The new tech comedy Loaded (AMC) opens seconds before the finalization of the sale of a game app called Cat Factory for £300 million. Confirmation from his bank that his account balance has gone from several hundred quid in the red to David Cameron’s tax bracket propels lead designer Josh (Jim Howick) to the kitchen sink, into which he throws up his last meal. If Josh feels any elation — if he's constitutionally able to experience the slightest hint of joy — we don’t see it. “There’s never been a more insensitive time to be a millionaire,” he sighs later to his three childhood chums, with whom he built Cat Factory. Aging punk Watto (Nick Helm) agrees: “Nobody likes rich people, including me. And I’m one of them [now], so in theory I hate myself. … So in summary, screw me, screw you, screw you, screw you. The end.”

Stateside tech series such as Silicon Valley (HBO) and Halt and Catch Fire (AMC) obsess over artists and visionaries — the institutional barriers that exceptional individuals face and the sweeping societal changes they can enact. London-set Loaded plays up its (post-imperial) Britishness: The stakes are lower, the ambitions meeker, the personalities compulsively self-deprecating. This more existential version of Silicon Valley, while no less bro-y and dick-centric, borrows much from the central observation behind both iterations of The Office, that desk life is a constant hum of boredom, embarrassment and aggression from on high. It’s go big or go home for the characters on the American tech shows: Halt’s programmers and entrepreneurs innovate personal computers, online games and cybersecurity in the ’80s, while Silicon Valley’s programmer protagonist aspired in the recently concluded season to create an entirely new internet. In contrast, Josh’s on-again, off-again girlfriend Abi (Aimee-Ffion Edwards) is less than impressed with his accomplishments: “Your job is basically wasting people’s lives.”

At times, Loaded veers compellingly close to anti-capitalist, anti-consumerist satire. The show revels in what money can buy, like a barbershop quartet that the Cat Factory co-founders send to their nemeses’ doors to sing “Suck my balls” in four-part harmony. But questions of worthiness dog the characters enough to become an intriguing, if undeveloped, theme. “No one deserves 14 million pounds for a game mums play on the toilet,” argues Josh himself about each of the co-founders’ payouts. Recovering alcoholic Watto quickly finds that money just allows him to afford a new addiction: buying tons of shit he doesn’t need, like every last sandal in a Birkenstock store.
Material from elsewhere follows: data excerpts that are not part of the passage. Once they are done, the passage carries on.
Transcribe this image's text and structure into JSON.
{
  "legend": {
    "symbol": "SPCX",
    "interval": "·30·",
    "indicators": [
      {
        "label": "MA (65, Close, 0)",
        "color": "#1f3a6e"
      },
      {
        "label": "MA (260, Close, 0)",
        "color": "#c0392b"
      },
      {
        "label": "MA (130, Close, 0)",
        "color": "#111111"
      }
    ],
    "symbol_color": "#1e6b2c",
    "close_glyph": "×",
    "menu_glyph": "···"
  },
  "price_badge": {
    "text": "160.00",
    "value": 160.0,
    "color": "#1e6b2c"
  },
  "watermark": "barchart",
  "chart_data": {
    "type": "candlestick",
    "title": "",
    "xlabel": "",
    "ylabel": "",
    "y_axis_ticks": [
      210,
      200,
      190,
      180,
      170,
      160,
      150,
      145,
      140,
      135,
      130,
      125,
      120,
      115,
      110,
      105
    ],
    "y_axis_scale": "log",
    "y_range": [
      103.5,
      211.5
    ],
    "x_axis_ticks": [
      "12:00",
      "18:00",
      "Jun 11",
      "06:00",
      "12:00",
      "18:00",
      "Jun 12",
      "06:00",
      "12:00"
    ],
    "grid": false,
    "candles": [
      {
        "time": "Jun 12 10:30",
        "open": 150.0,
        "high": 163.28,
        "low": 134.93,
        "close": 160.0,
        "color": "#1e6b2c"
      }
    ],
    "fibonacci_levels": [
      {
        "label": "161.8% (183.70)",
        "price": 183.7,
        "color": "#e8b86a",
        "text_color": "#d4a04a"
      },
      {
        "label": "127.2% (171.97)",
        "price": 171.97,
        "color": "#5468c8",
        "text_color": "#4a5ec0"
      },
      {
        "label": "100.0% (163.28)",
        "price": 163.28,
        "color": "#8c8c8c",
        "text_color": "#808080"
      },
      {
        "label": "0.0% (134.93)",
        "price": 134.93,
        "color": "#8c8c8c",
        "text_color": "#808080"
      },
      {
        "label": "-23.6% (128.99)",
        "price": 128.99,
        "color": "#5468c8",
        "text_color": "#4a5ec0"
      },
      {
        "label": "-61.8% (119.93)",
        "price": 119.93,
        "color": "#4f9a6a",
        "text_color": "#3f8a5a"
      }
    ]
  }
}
Accordingly, most of the post-millions purchases here play as joke fodder rather than wish fulfillment: mini-scooters to ride around their new mansion; baths in Dom Perignon (“it’s fizzing around my balls,” “feels like success”); a murky, underground pool whose custom black tiles make it look like a cave where an ancient demon feeds on virgin souls; maybe Weezer.

Four episodes in, it seems unlikely that Loaded will ever be anything more than a Compaq laptop — a perfectly adequate also-ran destined to fade away. The sharper takes on new wealth, such as the characters’ sudden discomfort at the income disparities within the office, are dulled by broader gags about Cat Factory’s sharklike American investor (an excellent Mary McCormack), who calls her new employees “bedwetting Hugh Grant sons of bitches,” and the already repetitive parade of estranged friends and family who suddenly want a piece of Josh and/or his friends’ fortune. The central cast, rounded out by timorous coder Ewan (Jonny Sweet) and flashy business developer Leon (Samuel Anderson), hasn’t succeeded in differentiating the pals from one another and boasts just a smidge more diversity than the overwhelmingly white and male Silicon Valley. And while the jokes are consistently snappy, the hourlong running time (45 minutes without commercials) is too long to sustain the weak tension that rambles each installment forward.

Without the entertaining excesses of HBO’s industry parody, the Silicon Roundabout series (yes, that’s what London’s tech hub is actually called) offers a single down-home message: Being rich isn’t as awesome as you might think. We’re expected to sympathize with these mostly white, mostly straight men for their inability to enjoy having more than they could have ever dreamed of. To matter, Loaded must elevate this streak of melancholy into something more than self-pity.